Capmark Financial Group Inc., the lender that filed for bankruptcy this week, was making billions of dollars in property loans just as investor Sam Zell was exiting the U.S. office market in early 2007.
In 2006 and 2007, Capmark originated $60 billion in commercial mortgage loans, most for office buildings, according to the Sunday bankruptcy filing. While Capmark was lending, Mr. Zell was selling Equity Office Properties Trust at the top of the market for $39 billion, including debt.
Capmark collapsed under the weight of the loans it made and the debt that financed its leveraged buyout by a group led by Goldman Sachs Group Inc. and KKR & Co. By the time of the filing, Capmark had $18.5 billion in corporate debt, including $6.9 billion due in 2010 and $8.54 billion due in 2011, according to data compiled by Bloomberg News. As commercial property prices started falling, loan defaults accelerated. Payments were at least 60 days late on $4 billion of the $24.1 billion in loans Capmark listed as managed assets on June 30. That was up 166 percent from Dec. 31.

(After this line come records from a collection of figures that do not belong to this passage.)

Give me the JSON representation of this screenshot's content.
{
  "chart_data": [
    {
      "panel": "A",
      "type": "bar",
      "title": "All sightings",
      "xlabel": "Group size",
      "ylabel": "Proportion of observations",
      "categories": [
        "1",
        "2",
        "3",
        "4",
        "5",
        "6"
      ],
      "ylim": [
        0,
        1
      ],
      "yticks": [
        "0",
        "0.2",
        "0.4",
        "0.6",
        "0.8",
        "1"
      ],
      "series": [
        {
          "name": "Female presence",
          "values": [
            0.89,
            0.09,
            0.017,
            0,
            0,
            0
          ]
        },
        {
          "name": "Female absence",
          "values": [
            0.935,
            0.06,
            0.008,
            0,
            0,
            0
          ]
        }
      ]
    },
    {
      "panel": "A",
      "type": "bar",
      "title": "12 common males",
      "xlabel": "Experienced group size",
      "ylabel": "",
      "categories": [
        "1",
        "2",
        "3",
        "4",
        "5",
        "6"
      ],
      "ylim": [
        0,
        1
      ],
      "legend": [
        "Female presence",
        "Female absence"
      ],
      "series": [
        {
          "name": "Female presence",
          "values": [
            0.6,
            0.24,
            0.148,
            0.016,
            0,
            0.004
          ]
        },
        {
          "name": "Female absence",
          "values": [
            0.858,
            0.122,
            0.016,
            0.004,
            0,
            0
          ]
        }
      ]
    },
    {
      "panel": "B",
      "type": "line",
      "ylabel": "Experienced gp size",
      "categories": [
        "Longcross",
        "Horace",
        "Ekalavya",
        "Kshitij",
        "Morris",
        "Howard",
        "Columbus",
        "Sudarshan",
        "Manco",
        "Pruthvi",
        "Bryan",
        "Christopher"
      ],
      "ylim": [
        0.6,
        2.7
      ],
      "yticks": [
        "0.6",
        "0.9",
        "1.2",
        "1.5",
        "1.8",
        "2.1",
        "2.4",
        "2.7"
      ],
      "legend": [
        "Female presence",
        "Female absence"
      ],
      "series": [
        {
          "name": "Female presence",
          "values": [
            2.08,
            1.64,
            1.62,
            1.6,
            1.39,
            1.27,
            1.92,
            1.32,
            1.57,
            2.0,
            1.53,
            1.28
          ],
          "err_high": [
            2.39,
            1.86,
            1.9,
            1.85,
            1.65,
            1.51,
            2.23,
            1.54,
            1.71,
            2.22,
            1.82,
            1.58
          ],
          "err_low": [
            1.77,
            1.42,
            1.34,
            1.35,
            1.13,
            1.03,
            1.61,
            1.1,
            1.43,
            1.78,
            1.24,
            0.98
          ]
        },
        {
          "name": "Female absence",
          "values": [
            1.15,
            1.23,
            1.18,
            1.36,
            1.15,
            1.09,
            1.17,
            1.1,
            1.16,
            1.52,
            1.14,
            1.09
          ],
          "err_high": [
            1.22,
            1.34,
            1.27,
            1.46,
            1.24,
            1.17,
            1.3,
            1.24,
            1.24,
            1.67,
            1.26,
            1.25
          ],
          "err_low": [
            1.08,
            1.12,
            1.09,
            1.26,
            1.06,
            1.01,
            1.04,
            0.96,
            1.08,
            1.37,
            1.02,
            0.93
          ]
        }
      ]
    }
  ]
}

“They were aggressive lenders and the company was highly leveraged,” said Jeffrey Rogers, president and chief operating officer of Integra Realty Resources Inc., the largest U.S. commercial real estate valuation company. Capmark, based in Horsham, Pa., is an Integra client.
Officials at Goldman Sachs and KKR declined to comment, as did Joyce Patterson, a Capmark spokeswoman.
Sam Chandan, president and chief economist of Real Estate Econometrics, a property research firm in New York, said, “The Capmark bankruptcy reinforces that, in the case of institutions with large concentrations in commercial real estate, current disruptions to the market have the potential to impact their viability.”
Capmark and its units owe $7.1 billion to the 30 largest creditors without collateral backing their claims, according to court documents. The three biggest are Citibank NA, as administrative agent under the $5.5 billion credit agreement, with a claim of $4.6 billion; Deutsche Bank Trust Co. Americas, as trustee for the 5.875 percent senior notes and the floating senior notes due 2010, with claims of $1.2 billion and $637.5 million, respectively; and Wilmington Trust FSB, as successor trustee for the 6.3 percent senior notes due 2017, with a claim of $500 million, according to court papers.
Of the loans Capmark originated, office, multifamily and retail properties account for the biggest share of those that are delinquent.
Of the nonperforming loans, $444.7 million were made to office buildings, $282 million to apartment owners, and $243.7 million to retail properties, as of June 30.